Book Review: The Scent of God

By Rohini Malur

March 08, 2019

I had such extraordinary high hopes for The Scent of God. The Indian publishing industry has very, very few openings for queer fiction; we get more non-fiction and memoirs. I love non-fiction, and memoirs are an important documentation of our lives, our loves, our stories, controlled by our own selves. But fiction! I want more Indian queer fiction. Queer fiction from our neighbours too. The Indian diaspora does have lovely queer fiction but I hunger for stories set here. I want our stories in our languages with our dirt and our fragrance and our ugliness and our beauty. The Scent of God covers these basic requests in the blurb and proceeds to deliver a lush, breath-taking story.

In a private school run by a very public monastery, Anirvan is growing up. His grandmother hopes he will purge his family’s sins (many, unnamed, terrible) by becoming a monk. His friend and love hopes he will make something of himself, study, study some more. His mentors have their own plans for him.

The Scent of God follows Anirvan (“Yogi”) through school and beyond. The novel is largely silent, seen through Anirvan’s eyes. Majumdar reminds us that so much of communication is through the body, through the eyes. The boys in school know more in their oppressive silences than Anirvan can tell a large crowd in a long impassioned speech. This silence is honest. You know that something is wrong. You see it. You have no words for it. Honesty eludes words; this is its virtue and its vice. How can you rail against the unspeakable?

Majumdar’s prose has a lucidity that pauses every moment to explore what the characters are feeling, how they are reacting. It draws out these teenage years into eternities without times and clocks, boys simply inhabiting their bodies and reaching out with their senses. The rigid order of the monastery takes on a richness of sensation, mirrored by the boys’ own desires, unknown, and warped through the teachers’ and monks’ repressed and sublimated urges.

If you are liberal, or urban, or live a life outside of a monastic order, the appeal is invisible. Why become a monk? What does this withdrawal from ‘society’ offer? Where do you find human love in an environment divorced from material reality? Where do you find human love in cruelty? Majumdar’s answers to this lie not in religious fervour but in loneliness and the need for connection; this connection is born in the silence of honesty, of not knowing, rather than in a moving world of politics and manipulation. The Scent of God is cynical about politics – even necessary politics. Religious fervour is a further, abstract concepts. You can only love God through your flesh and blood self. Where does this leave you?

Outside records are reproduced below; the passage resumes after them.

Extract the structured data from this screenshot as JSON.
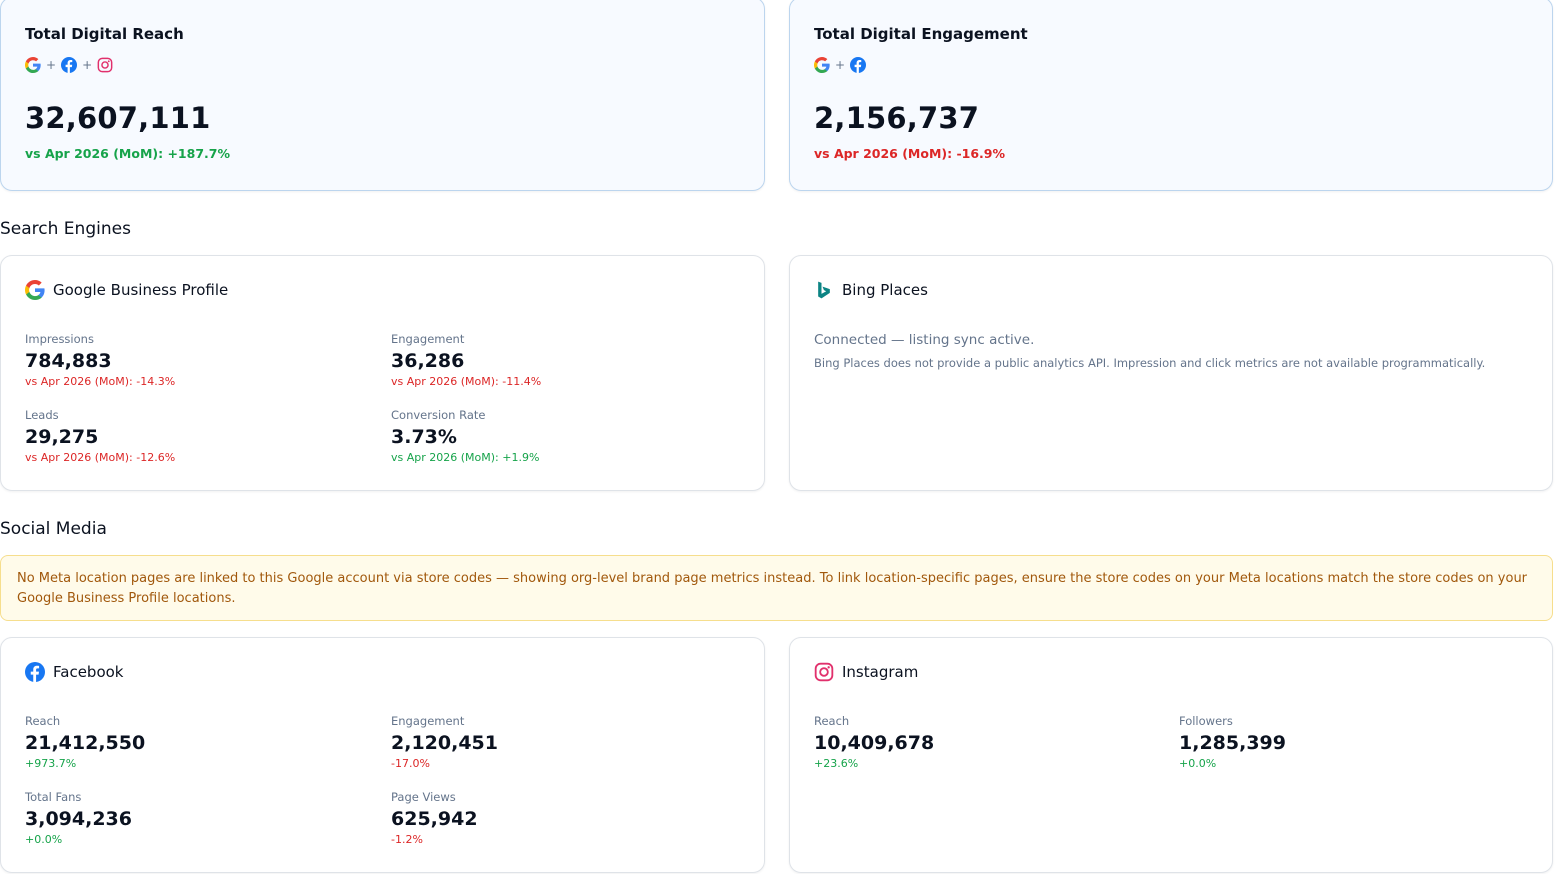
{
  "summary": {
    "reach": {
      "title": "Total Digital Reach",
      "value": "32,607,111",
      "delta": "vs Apr 2026 (MoM): +187.7%",
      "sources": [
        "google-icon",
        "facebook-icon",
        "instagram-icon"
      ],
      "separator": "+"
    },
    "engagement": {
      "title": "Total Digital Engagement",
      "value": "2,156,737",
      "delta": "vs Apr 2026 (MoM): -16.9%",
      "sources": [
        "google-icon",
        "facebook-icon"
      ],
      "separator": "+"
    }
  },
  "sections": {
    "search": "Search Engines",
    "social": "Social Media"
  },
  "google": {
    "title": "Google Business Profile",
    "metrics": [
      {
        "label": "Impressions",
        "value": "784,883",
        "delta": "vs Apr 2026 (MoM): -14.3%"
      },
      {
        "label": "Engagement",
        "value": "36,286",
        "delta": "vs Apr 2026 (MoM): -11.4%"
      },
      {
        "label": "Leads",
        "value": "29,275",
        "delta": "vs Apr 2026 (MoM): -12.6%"
      },
      {
        "label": "Conversion Rate",
        "value": "3.73%",
        "delta": "vs Apr 2026 (MoM): +1.9%"
      }
    ]
  },
  "bing": {
    "title": "Bing Places",
    "status": "Connected — listing sync active.",
    "note": "Bing Places does not provide a public analytics API. Impression and click metrics are not available programmatically."
  },
  "warning": "No Meta location pages are linked to this Google account via store codes — showing org-level brand page metrics instead. To link location-specific pages, ensure the store codes on your Meta locations match the store codes on your Google Business Profile locations.",
  "facebook": {
    "title": "Facebook",
    "metrics": [
      {
        "label": "Reach",
        "value": "21,412,550",
        "delta": "+973.7%"
      },
      {
        "label": "Engagement",
        "value": "2,120,451",
        "delta": "-17.0%"
      },
      {
        "label": "Total Fans",
        "value": "3,094,236",
        "delta": "+0.0%"
      },
      {
        "label": "Page Views",
        "value": "625,942",
        "delta": "-1.2%"
      }
    ]
  },
  "instagram": {
    "title": "Instagram",
    "metrics": [
      {
        "label": "Reach",
        "value": "10,409,678",
        "delta": "+23.6%"
      },
      {
        "label": "Followers",
        "value": "1,285,399",
        "delta": "+0.0%"
      }
    ]
  },
  "colors": {
    "positive": "#16a34a",
    "negative": "#dc2626",
    "google_blue": "#4285F4",
    "facebook_blue": "#1877F2",
    "instagram_pink": "#E1306C",
    "bing_teal": "#0C8484"
  }
}
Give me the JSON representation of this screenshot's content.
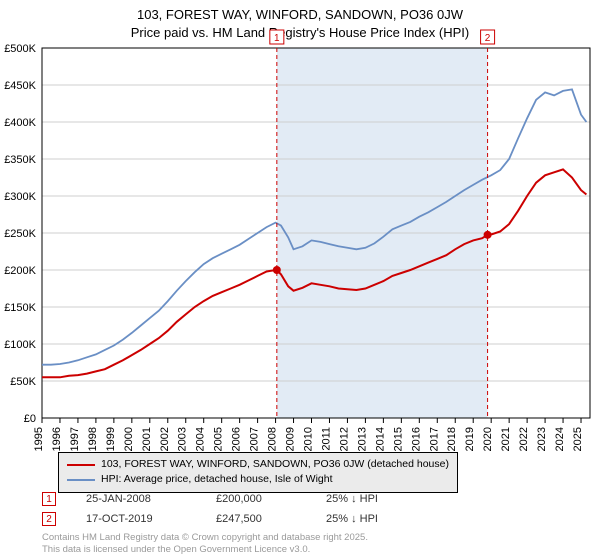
{
  "title_line1": "103, FOREST WAY, WINFORD, SANDOWN, PO36 0JW",
  "title_line2": "Price paid vs. HM Land Registry's House Price Index (HPI)",
  "chart": {
    "type": "line",
    "background_color": "#ffffff",
    "plot_border_color": "#000000",
    "grid_color": "#cfcfcf",
    "shade_color": "#e2ebf5",
    "shade_xstart": 2008.07,
    "shade_xend": 2019.8,
    "xlim": [
      1995,
      2025.5
    ],
    "ylim": [
      0,
      500
    ],
    "yticks": [
      0,
      50,
      100,
      150,
      200,
      250,
      300,
      350,
      400,
      450,
      500
    ],
    "ytick_labels": [
      "£0",
      "£50K",
      "£100K",
      "£150K",
      "£200K",
      "£250K",
      "£300K",
      "£350K",
      "£400K",
      "£450K",
      "£500K"
    ],
    "xticks": [
      1995,
      1996,
      1997,
      1998,
      1999,
      2000,
      2001,
      2002,
      2003,
      2004,
      2005,
      2006,
      2007,
      2008,
      2009,
      2010,
      2011,
      2012,
      2013,
      2014,
      2015,
      2016,
      2017,
      2018,
      2019,
      2020,
      2021,
      2022,
      2023,
      2024,
      2025
    ],
    "label_fontsize": 11,
    "axis_color": "#000000",
    "series": [
      {
        "name": "subject",
        "color": "#cc0000",
        "line_width": 2,
        "x": [
          1995,
          1995.5,
          1996,
          1996.5,
          1997,
          1997.5,
          1998,
          1998.5,
          1999,
          1999.5,
          2000,
          2000.5,
          2001,
          2001.5,
          2002,
          2002.5,
          2003,
          2003.5,
          2004,
          2004.5,
          2005,
          2005.5,
          2006,
          2006.5,
          2007,
          2007.5,
          2008,
          2008.07,
          2008.3,
          2008.7,
          2009,
          2009.5,
          2010,
          2010.5,
          2011,
          2011.5,
          2012,
          2012.5,
          2013,
          2013.5,
          2014,
          2014.5,
          2015,
          2015.5,
          2016,
          2016.5,
          2017,
          2017.5,
          2018,
          2018.5,
          2019,
          2019.5,
          2019.8,
          2020,
          2020.5,
          2021,
          2021.5,
          2022,
          2022.5,
          2023,
          2023.5,
          2024,
          2024.5,
          2025,
          2025.3
        ],
        "y": [
          55,
          55,
          55,
          57,
          58,
          60,
          63,
          66,
          72,
          78,
          85,
          92,
          100,
          108,
          118,
          130,
          140,
          150,
          158,
          165,
          170,
          175,
          180,
          186,
          192,
          198,
          200,
          200,
          194,
          178,
          172,
          176,
          182,
          180,
          178,
          175,
          174,
          173,
          175,
          180,
          185,
          192,
          196,
          200,
          205,
          210,
          215,
          220,
          228,
          235,
          240,
          243,
          247.5,
          248,
          252,
          262,
          280,
          300,
          318,
          328,
          332,
          336,
          325,
          308,
          302
        ]
      },
      {
        "name": "hpi",
        "color": "#6a8fc5",
        "line_width": 1.8,
        "x": [
          1995,
          1995.5,
          1996,
          1996.5,
          1997,
          1997.5,
          1998,
          1998.5,
          1999,
          1999.5,
          2000,
          2000.5,
          2001,
          2001.5,
          2002,
          2002.5,
          2003,
          2003.5,
          2004,
          2004.5,
          2005,
          2005.5,
          2006,
          2006.5,
          2007,
          2007.5,
          2008,
          2008.3,
          2008.7,
          2009,
          2009.5,
          2010,
          2010.5,
          2011,
          2011.5,
          2012,
          2012.5,
          2013,
          2013.5,
          2014,
          2014.5,
          2015,
          2015.5,
          2016,
          2016.5,
          2017,
          2017.5,
          2018,
          2018.5,
          2019,
          2019.5,
          2020,
          2020.5,
          2021,
          2021.5,
          2022,
          2022.5,
          2023,
          2023.5,
          2024,
          2024.5,
          2025,
          2025.3
        ],
        "y": [
          72,
          72,
          73,
          75,
          78,
          82,
          86,
          92,
          98,
          106,
          115,
          125,
          135,
          145,
          158,
          172,
          185,
          197,
          208,
          216,
          222,
          228,
          234,
          242,
          250,
          258,
          264,
          260,
          244,
          228,
          232,
          240,
          238,
          235,
          232,
          230,
          228,
          230,
          236,
          245,
          255,
          260,
          265,
          272,
          278,
          285,
          292,
          300,
          308,
          315,
          322,
          328,
          335,
          350,
          378,
          405,
          430,
          440,
          436,
          442,
          444,
          410,
          400
        ]
      }
    ],
    "sale_markers": [
      {
        "label": "1",
        "x": 2008.07,
        "y": 200
      },
      {
        "label": "2",
        "x": 2019.8,
        "y": 247.5
      }
    ],
    "marker_line_color": "#cc0000",
    "marker_dot_color": "#cc0000",
    "marker_dot_radius": 4
  },
  "legend": {
    "items": [
      {
        "color": "#cc0000",
        "label": "103, FOREST WAY, WINFORD, SANDOWN, PO36 0JW (detached house)"
      },
      {
        "color": "#6a8fc5",
        "label": "HPI: Average price, detached house, Isle of Wight"
      }
    ]
  },
  "sales": [
    {
      "badge": "1",
      "date": "25-JAN-2008",
      "price": "£200,000",
      "diff": "25% ↓ HPI"
    },
    {
      "badge": "2",
      "date": "17-OCT-2019",
      "price": "£247,500",
      "diff": "25% ↓ HPI"
    }
  ],
  "footer_line1": "Contains HM Land Registry data © Crown copyright and database right 2025.",
  "footer_line2": "This data is licensed under the Open Government Licence v3.0."
}
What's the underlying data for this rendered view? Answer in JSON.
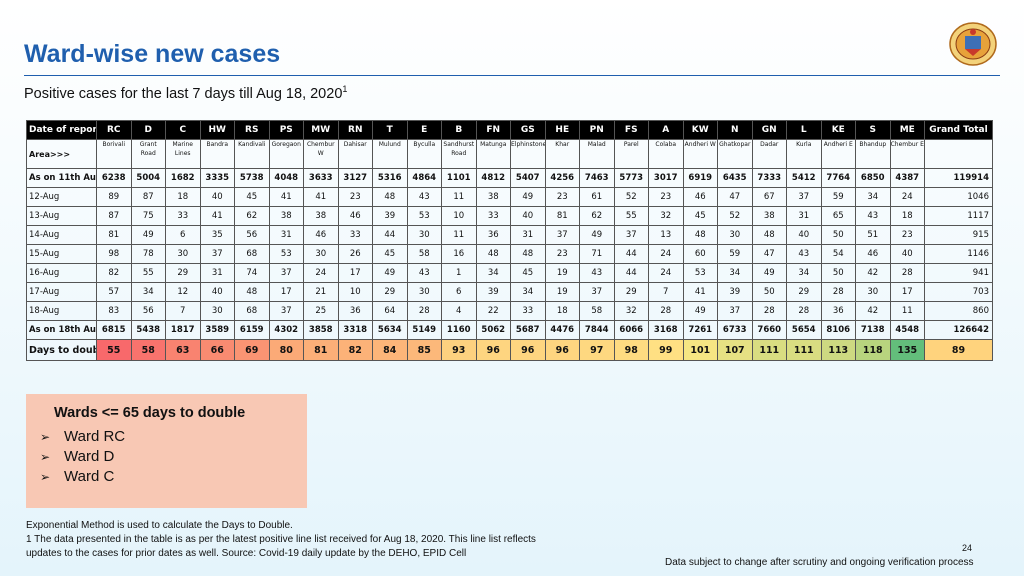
{
  "title": "Ward-wise new cases",
  "subtitle": "Positive cases for the last 7 days till Aug 18, 2020",
  "subtitle_sup": "1",
  "logo_icon": "municipal-seal-icon",
  "table": {
    "header_label": "Date of report",
    "wards": [
      "RC",
      "D",
      "C",
      "HW",
      "RS",
      "PS",
      "MW",
      "RN",
      "T",
      "E",
      "B",
      "FN",
      "GS",
      "HE",
      "PN",
      "FS",
      "A",
      "KW",
      "N",
      "GN",
      "L",
      "KE",
      "S",
      "ME"
    ],
    "grand_total_label": "Grand Total",
    "area_label": "Area>>>",
    "areas": [
      "Borivali",
      "Grant Road",
      "Marine Lines",
      "Bandra",
      "Kandivali",
      "Goregaon",
      "Chembur W",
      "Dahisar",
      "Mulund",
      "Byculla",
      "Sandhurst Road",
      "Matunga",
      "Elphinstone",
      "Khar",
      "Malad",
      "Parel",
      "Colaba",
      "Andheri W",
      "Ghatkopar",
      "Dadar",
      "Kurla",
      "Andheri E",
      "Bhandup",
      "Chembur E"
    ],
    "rows": [
      {
        "label": "As on 11th Aug",
        "values": [
          "6238",
          "5004",
          "1682",
          "3335",
          "5738",
          "4048",
          "3633",
          "3127",
          "5316",
          "4864",
          "1101",
          "4812",
          "5407",
          "4256",
          "7463",
          "5773",
          "3017",
          "6919",
          "6435",
          "7333",
          "5412",
          "7764",
          "6850",
          "4387"
        ],
        "total": "119914",
        "bold": true
      },
      {
        "label": "12-Aug",
        "values": [
          "89",
          "87",
          "18",
          "40",
          "45",
          "41",
          "41",
          "23",
          "48",
          "43",
          "11",
          "38",
          "49",
          "23",
          "61",
          "52",
          "23",
          "46",
          "47",
          "67",
          "37",
          "59",
          "34",
          "24"
        ],
        "total": "1046"
      },
      {
        "label": "13-Aug",
        "values": [
          "87",
          "75",
          "33",
          "41",
          "62",
          "38",
          "38",
          "46",
          "39",
          "53",
          "10",
          "33",
          "40",
          "81",
          "62",
          "55",
          "32",
          "45",
          "52",
          "38",
          "31",
          "65",
          "43",
          "18"
        ],
        "total": "1117"
      },
      {
        "label": "14-Aug",
        "values": [
          "81",
          "49",
          "6",
          "35",
          "56",
          "31",
          "46",
          "33",
          "44",
          "30",
          "11",
          "36",
          "31",
          "37",
          "49",
          "37",
          "13",
          "48",
          "30",
          "48",
          "40",
          "50",
          "51",
          "23"
        ],
        "total": "915"
      },
      {
        "label": "15-Aug",
        "values": [
          "98",
          "78",
          "30",
          "37",
          "68",
          "53",
          "30",
          "26",
          "45",
          "58",
          "16",
          "48",
          "48",
          "23",
          "71",
          "44",
          "24",
          "60",
          "59",
          "47",
          "43",
          "54",
          "46",
          "40"
        ],
        "total": "1146"
      },
      {
        "label": "16-Aug",
        "values": [
          "82",
          "55",
          "29",
          "31",
          "74",
          "37",
          "24",
          "17",
          "49",
          "43",
          "1",
          "34",
          "45",
          "19",
          "43",
          "44",
          "24",
          "53",
          "34",
          "49",
          "34",
          "50",
          "42",
          "28"
        ],
        "total": "941"
      },
      {
        "label": "17-Aug",
        "values": [
          "57",
          "34",
          "12",
          "40",
          "48",
          "17",
          "21",
          "10",
          "29",
          "30",
          "6",
          "39",
          "34",
          "19",
          "37",
          "29",
          "7",
          "41",
          "39",
          "50",
          "29",
          "28",
          "30",
          "17"
        ],
        "total": "703"
      },
      {
        "label": "18-Aug",
        "values": [
          "83",
          "56",
          "7",
          "30",
          "68",
          "37",
          "25",
          "36",
          "64",
          "28",
          "4",
          "22",
          "33",
          "18",
          "58",
          "32",
          "28",
          "49",
          "37",
          "28",
          "28",
          "36",
          "42",
          "11"
        ],
        "total": "860"
      },
      {
        "label": "As on 18th Aug",
        "values": [
          "6815",
          "5438",
          "1817",
          "3589",
          "6159",
          "4302",
          "3858",
          "3318",
          "5634",
          "5149",
          "1160",
          "5062",
          "5687",
          "4476",
          "7844",
          "6066",
          "3168",
          "7261",
          "6733",
          "7660",
          "5654",
          "8106",
          "7138",
          "4548"
        ],
        "total": "126642",
        "bold": true
      }
    ],
    "days_label": "Days to double",
    "days": [
      "55",
      "58",
      "63",
      "66",
      "69",
      "80",
      "81",
      "82",
      "84",
      "85",
      "93",
      "96",
      "96",
      "96",
      "97",
      "98",
      "99",
      "101",
      "107",
      "111",
      "111",
      "113",
      "118",
      "135"
    ],
    "days_total": "89",
    "days_colors": [
      "#f8696b",
      "#f8736d",
      "#f98370",
      "#f98b71",
      "#fa9473",
      "#fbaa77",
      "#fbaf78",
      "#fcb278",
      "#fcb579",
      "#fcb87a",
      "#fdd17f",
      "#fed580",
      "#fed580",
      "#fed580",
      "#fed880",
      "#fedb81",
      "#ffe083",
      "#f6e683",
      "#e6e183",
      "#d9dd81",
      "#d9dd81",
      "#cdd981",
      "#b8d47e",
      "#63be7b"
    ],
    "days_total_color": "#ffd37d"
  },
  "box": {
    "title": "Wards <= 65 days to double",
    "items": [
      "Ward RC",
      "Ward D",
      "Ward C"
    ],
    "color": "#f8c8b4"
  },
  "footnotes": [
    "Exponential Method is used to calculate the Days to Double.",
    "1 The data presented in the table is as per the latest positive line list received for Aug 18, 2020. This line list reflects",
    "updates to the cases for prior dates as well. Source: Covid-19 daily update by the DEHO, EPID Cell"
  ],
  "page_number": "24",
  "disclaimer": "Data subject to change after scrutiny and ongoing verification process"
}
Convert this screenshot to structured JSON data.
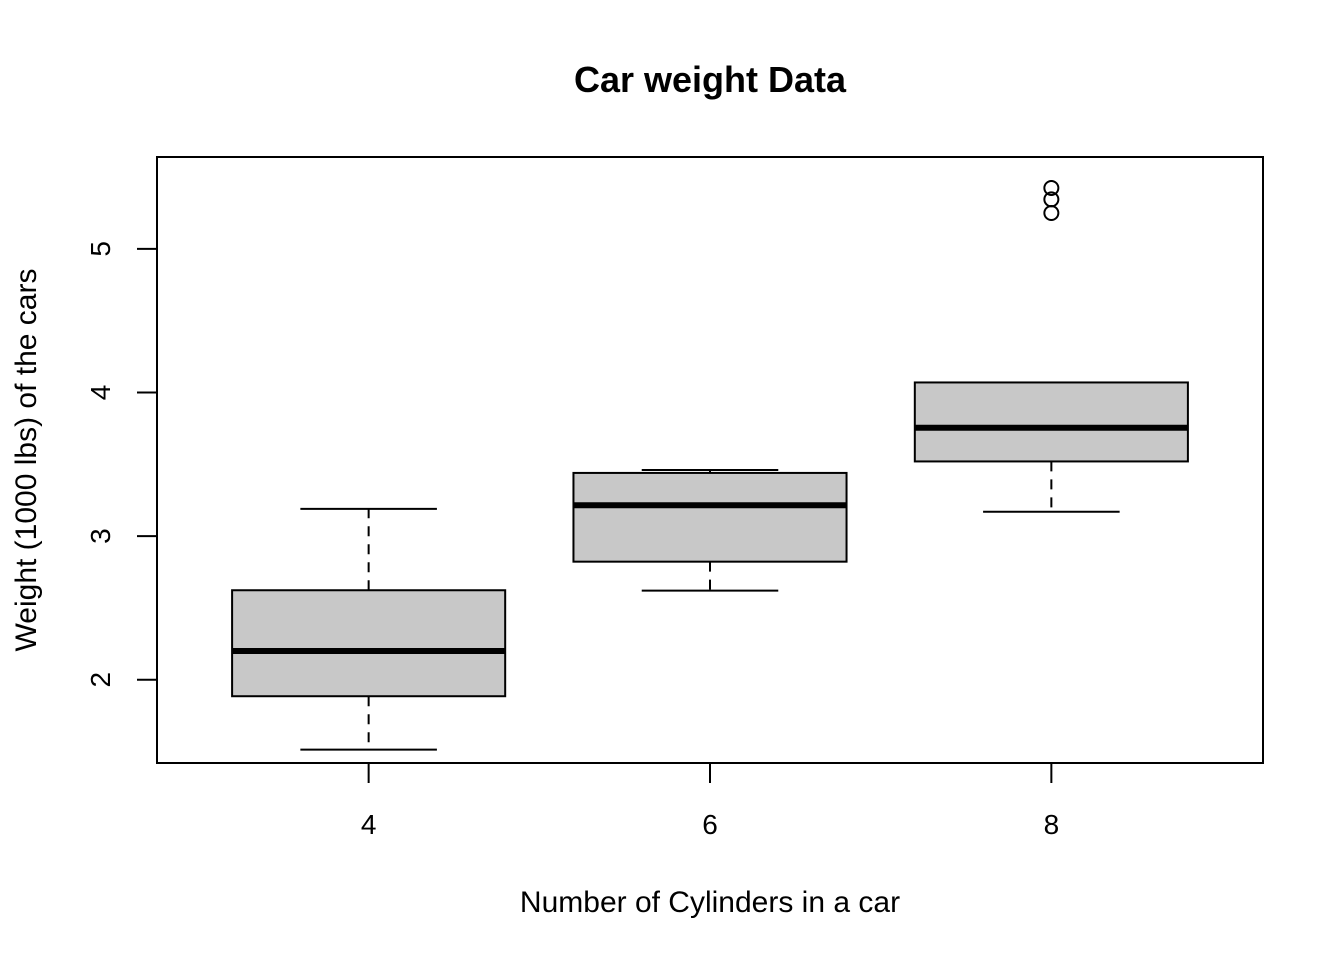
{
  "chart_data": {
    "type": "boxplot",
    "title": "Car weight Data",
    "xlabel": "Number of Cylinders in a car",
    "ylabel": "Weight (1000 lbs) of the cars",
    "categories": [
      "4",
      "6",
      "8"
    ],
    "boxes": [
      {
        "category": "4",
        "whisker_low": 1.513,
        "q1": 1.885,
        "median": 2.2,
        "q3": 2.623,
        "whisker_high": 3.19,
        "outliers": []
      },
      {
        "category": "6",
        "whisker_low": 2.62,
        "q1": 2.822,
        "median": 3.215,
        "q3": 3.44,
        "whisker_high": 3.46,
        "outliers": []
      },
      {
        "category": "8",
        "whisker_low": 3.17,
        "q1": 3.52,
        "median": 3.755,
        "q3": 4.07,
        "whisker_high": 4.07,
        "outliers": [
          5.25,
          5.345,
          5.424
        ]
      }
    ],
    "yticks": [
      2,
      3,
      4,
      5
    ],
    "ylim": [
      1.42,
      5.64
    ],
    "grid": false,
    "box_fill": "#c8c8c8",
    "line_color": "#000000"
  }
}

How does a boy know when he is suffering? When does he know he has such a thing as consent? He does not, until an adult knows for him. Throughout the novel we see the impossibility of making your own choices until they have already been made for you by someone else. Mentors, priests, leaders are tender and ruthless.

An interesting theme through the novel is the impossibility of sincerely bridging the divide between experiencing privilege and oppression. Anirvan can spin the words but he cannot create the principles, the knowledge. He is surrounded by older enthusiasts who don’t have his skill but do have their own paths and ambitions. Privilege put food in Anirvan’s belly but did not help him decide his own fate.

Knowledge and eduation are double edged swords in this novel. Political organisation, resistance, empowerment all need words. In Anirvan we have a charismatic, intelligent boy who is not in charge of his self, his words, his body. His mentors all revolve around the monastery, in service, rebellion, hatred and obligation to it. Escape is possible – leave, study, enter a different system of merit and accomplishment. But that would be the same dance on a different stage.

The Scent of God is a lush novel that takes us through the many layers of love and longing. I read it in one sitting and am now looking for other books by this author. I want more fiction like this, for queer men and women, for cis and trans persons, for everyone in the margins who wants to see their community in thier fullest, vulnerable, brave humanity. I highly recommend Saikat Majumdar’s novel; you should pick it up as soon as possible.